Huruma, physically, looks ready to meet Dajan with claws out by the time he finishes speaking his piece; nobody else is here to stop her, but all that she can bear now to do is contort her face angrily and raise her hackles. Her own heart flutters wildly too, the knot below trying to climb up her spine.
"I was a child." She spits back, the shadow that she makes falling further over Dajan as she tilts closer. "I told you- back in th'bunker. I thought it was th'only way t'help you both. A girl cannot raise two babies on her own on th'streets- Nigerian orphanages are worse- you'd'ave landed back there.

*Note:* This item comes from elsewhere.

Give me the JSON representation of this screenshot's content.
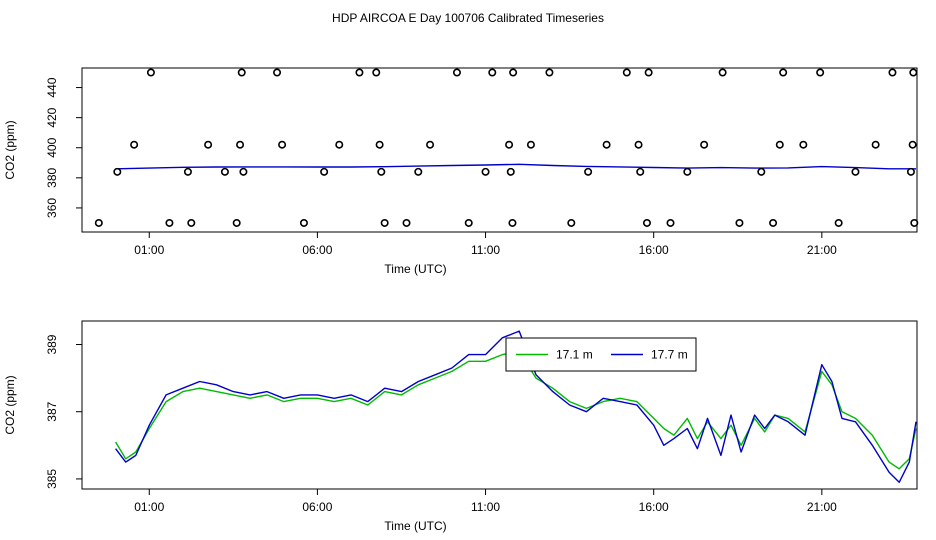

In my mind it was m'only choice." Huruma's voice is able to skirt loudness, though only time will tell if it seeps out of the trees. "I grew up knowing tha'I was diseased, tha'm'brain was wrong- I tried. I tried t'be your mother. It was too much, an'm'world was too black f'me t'see any other way. If it hadn't'ave been back then-" She does not finish the sentence, but 'I could have done it' is written all over the front.
It's a tempest of swirling emotions inside of Dajan, a cacophony of feelings too multifaceted for Huruma to snag on to one or two at a time. His jaw tenses, brows furrow and eyes level squarely on the woman. Straightening his back up, he looks at her with a stranger's eyes at first, then, doesn't look at her at all, more the scars on his hands — some from her, some from what that living steam had done to him — then finally back to the truck. Dajan is silent, but his silence says so much more and so loudly. He does not, can not formulate words to reply to her, because the emotions inside of him are too sharp, too hot and too edged to offer anything but a barb.
But there is one thing, one set of words strung together in Dajan's mind, his eyes leveled on Huruma intently. There's not so much malice as pity in his voice, a weary tone tired of tracking this tale now that it has reached it's end. At first it seems like he may not say them, the first aborted sound of words swallowed as he turns his back on his mother, walking away from her towards the truck.
But then, in the susurrus of the rain, Dajan's reply is quiet, the fire in his heart cooling. "We were children too…"
This isn't the last they'll speak of it.
But it's all Dajan can handle for now.